There is no requirement to pay employees while they are on military leave, Schurgin said, but when short-term leave of up to 30 days is taken, health insurance must be treated as if employment had continued. After 31 days, health insurance coverage must continue to be offered, but employees may be required to pay 102 percent of the full premium for insurance.
USERRA also provides re-employment rights when an employee returns from military leave. Schurgin noted that there is a maximum of 5 years' cumulative leave that applies only to military leave taken while employed by the current employer. Any military leave taken while working with prior employers is not included in the calculation.
Under a requirement known as the "escalator principle," returning employees are entitled to be reemployed in a position that reflects with reasonable certainty the pay, benefits, seniority, and other job perquisites, that he or she would have attained if not for the period of service. Schurgin pointed out that, unlike the Family and Medical Leave Act, USERRA does not provide an exception to its re-employment requirements for high level executives, so the escalator principle would apply to these employees, too.

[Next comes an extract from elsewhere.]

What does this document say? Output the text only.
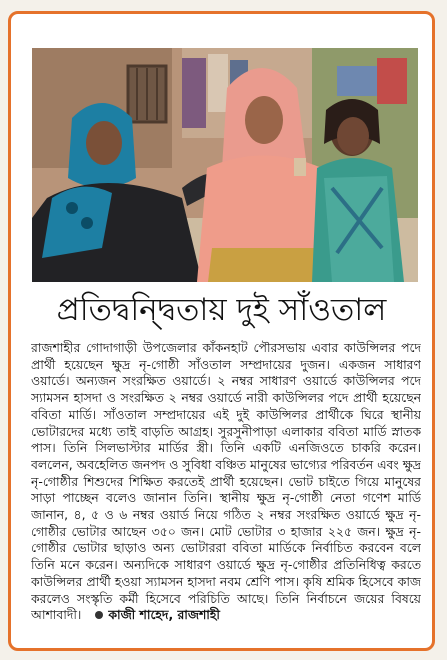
প্রতিদ্বন্দ্বিতায় দুই সাঁওতাল

রাজশাহীর গোদাগাড়ী উপজেলার কাঁকনহাট পৌরসভায় এবার কাউন্সিলর পদে প্রার্থী হয়েছেন ক্ষুদ্র নৃ-গোষ্ঠী সাঁওতাল সম্প্রদায়ের দুজন। একজন সাধারণ ওয়ার্ডে। অন্যজন সংরক্ষিত ওয়ার্ডে। ২ নম্বর সাধারণ ওয়ার্ডে কাউন্সিলর পদে স্যামসন হাসদা ও সংরক্ষিত ২ নম্বর ওয়ার্ডে নারী কাউন্সিলর পদে প্রার্থী হয়েছেন ববিতা মার্ডি। সাঁওতাল সম্প্রদায়ের এই দুই কাউন্সিলর প্রার্থীকে ঘিরে স্থানীয় ভোটারদের মধ্যে তাই বাড়তি আগ্রহ। সুরসুনীপাড়া এলাকার ববিতা মার্ডি স্নাতক পাস। তিনি সিলভাস্টার মার্ডির স্ত্রী। তিনি একটি এনজিওতে চাকরি করেন। বললেন, অবহেলিত জনপদ ও সুবিধা বঞ্চিত মানুষের ভাগ্যের পরিবর্তন এবং ক্ষুদ্র নৃ-গোষ্ঠীর শিশুদের শিক্ষিত করতেই প্রার্থী হয়েছেন। ভোট চাইতে গিয়ে মানুষের সাড়া পাচ্ছেন বলেও জানান তিনি। স্থানীয় ক্ষুদ্র নৃ-গোষ্ঠী নেতা গণেশ মার্ডি জানান, ৪, ৫ ও ৬ নম্বর ওয়ার্ড নিয়ে গঠিত ২ নম্বর সংরক্ষিত ওয়ার্ডে ক্ষুদ্র নৃ-গোষ্ঠীর ভোটার আছেন ৩৫০ জন। মোট ভোটার ৩ হাজার ২২৫ জন। ক্ষুদ্র নৃ-গোষ্ঠীর ভোটার ছাড়াও অন্য ভোটাররা ববিতা মার্ডিকে নির্বাচিত করবেন বলে তিনি মনে করেন। অন্যদিকে সাধারণ ওয়ার্ডে ক্ষুদ্র নৃ-গোষ্ঠীর প্রতিনিধিত্ব করতে কাউন্সিলর প্রার্থী হওয়া স্যামসন হাসদা নবম শ্রেণি পাস। কৃষি শ্রমিক হিসেবে কাজ করলেও সংস্কৃতি কর্মী হিসেবে পরিচিতি আছে। তিনি নির্বাচনে জয়ের বিষয়ে আশাবাদী। কাজী শাহেদ, রাজশাহী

Employees who are re-employed are also provided post-reinstatement protection against termination without cause. Those who serve more than 180 days can't be discharged without cause for 12 months after reemployment. Those who serve for 31 to 180 days can't be discharged without cause for 6 months after reemployment. Employees who serve for 30 days or less have no protected period. Schurgin cautioned employers that USERRA prohibits employers from putting reinstated employees back on a probationary period.
When re-employing a disabled veteran, Schurgin said employers should be careful to review the protection offered under USERRA because the rights afforded disabled veterans may be broader than those established under the Americans with Disabilities Act.
Schurgin cautioned employers that USERRA prohibits employers from considering an applicant's military obligations when making hiring decisions; and advised that the U.S. Department of Labor has taken the position that supervisors who engage in behavior that's unlawful under USERRA may be held personally liable for their actions.